07. Systemd Service for AI
Running Ollama or llama.cpp as a background process with nohup is fragile. Systemd manages the process lifecycle, restarts it on failure, collects logs, and enforces resource limits.
Create a systemd service for Ollama:
sudo nano /etc/systemd/system/ollama.service
[Unit]
Description=Ollama Service
After=network-online.target
Wants=network-online.target
[Service]
Type=simple
User=ollama
Group=ollama
ExecStart=/usr/local/bin/ollama serve
Environment="OLLAMA_HOST=0.0.0.0:11434"
Environment="OLLAMA_NUM_PARALLEL=4"
Environment="OLLAMA_GPU_OVERHEAD=0"
Restart=always
RestartSec=10
StandardOutput=journal
StandardError=journal
[Install]
WantedBy=multi-user.target
Create the user before enabling:
sudo useradd --system --no-create-home --shell /usr/sbin/nologin ollama
sudo systemctl daemon-reload
sudo systemctl enable ollama
sudo systemctl start ollama
Verify:
sudo systemctl status ollama
# ● ollama.service - Ollama Service
# Loaded: loaded (/etc/systemd/system/ollama.service; enabled; vendor preset: enabled)
# Active: active (running) since Mon 2026-05-25 10:00:00 UTC; 5s ago
journalctl -u ollama -f # follow logs
Failure mode: Service starts but the process exits immediately with exit code 203. The User=ollama directive references a user that does not exist. Create it first or temporarily use User=root for debugging.
Failure mode: journalctl -u ollama shows Killed with OOM reason. The Ollama process exceeded the memory limit. Default systemd MemoryMax is unlimited unless set. Add MemoryMax=32G under [Service] if the system has limited RAM and you want to protect other services.
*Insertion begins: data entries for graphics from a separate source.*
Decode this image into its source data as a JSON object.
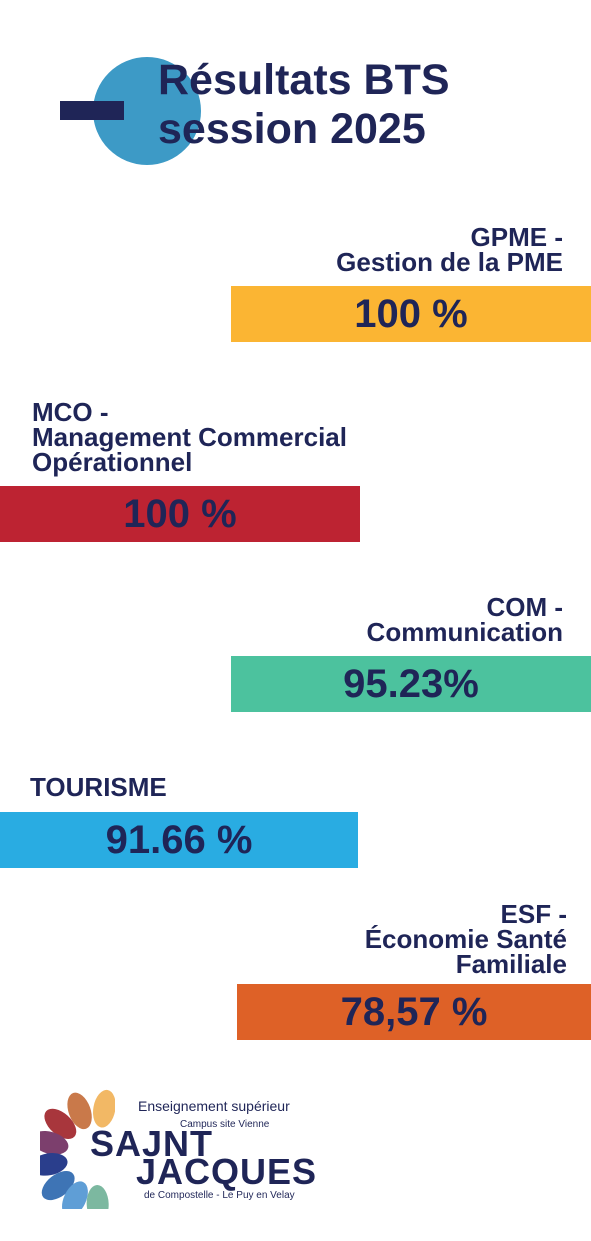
{
  "header": {
    "title_line1": "Résultats BTS",
    "title_line2": "session 2025"
  },
  "colors": {
    "navy": "#1f2557",
    "circle_blue": "#3d9ac6",
    "gpme": "#fbb533",
    "mco": "#bd2332",
    "com": "#4cc29e",
    "tourisme": "#29ace2",
    "esf": "#de6127"
  },
  "results": {
    "gpme": {
      "line1": "GPME -",
      "line2": "Gestion de la PME",
      "rate": "100 %",
      "rate_percent": 100
    },
    "mco": {
      "line1": "MCO -",
      "line2": "Management Commercial",
      "line3": "Opérationnel",
      "rate": "100 %",
      "rate_percent": 100
    },
    "com": {
      "line1": "COM -",
      "line2": "Communication",
      "rate": "95.23%",
      "rate_percent": 95.23
    },
    "tourisme": {
      "line1": "TOURISME",
      "rate": "91.66 %",
      "rate_percent": 91.66
    },
    "esf": {
      "line1": "ESF -",
      "line2": "Économie Santé",
      "line3": "Familiale",
      "rate": "78,57 %",
      "rate_percent": 78.57
    }
  },
  "logo": {
    "tagline1": "Enseignement supérieur",
    "tagline2": "Campus site Vienne",
    "name_line1": "SAJNT",
    "name_line2": "JACQUES",
    "tagline3": "de Compostelle - Le Puy en Velay",
    "petal_icon": "petal-fan-icon"
  }
}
Failure mode: Service restarts repeatedly with Restart=always. The underlying cause (e.g., port already in use, CUDA out of memory) is not being resolved before the restart. Add ExecStartPre=/bin/sleep 2 to add a delay and check logs with journalctl -u ollama -n 50 before debugging.
Local verification checkpoint
Run the smallest example from this chapter in a local workspace and record the package version, runtime, data path, and observed output. If the result depends on model size, vector count, CPU/GPU backend, or available memory, note that constraint beside the exercise so the lesson remains reproducible.
Create a systemd service for Ollama, start it, verify it is running with systemctl status, view logs with journalctl -u ollama, then trigger a simulated crash with kill -9 and observe the automatic restart.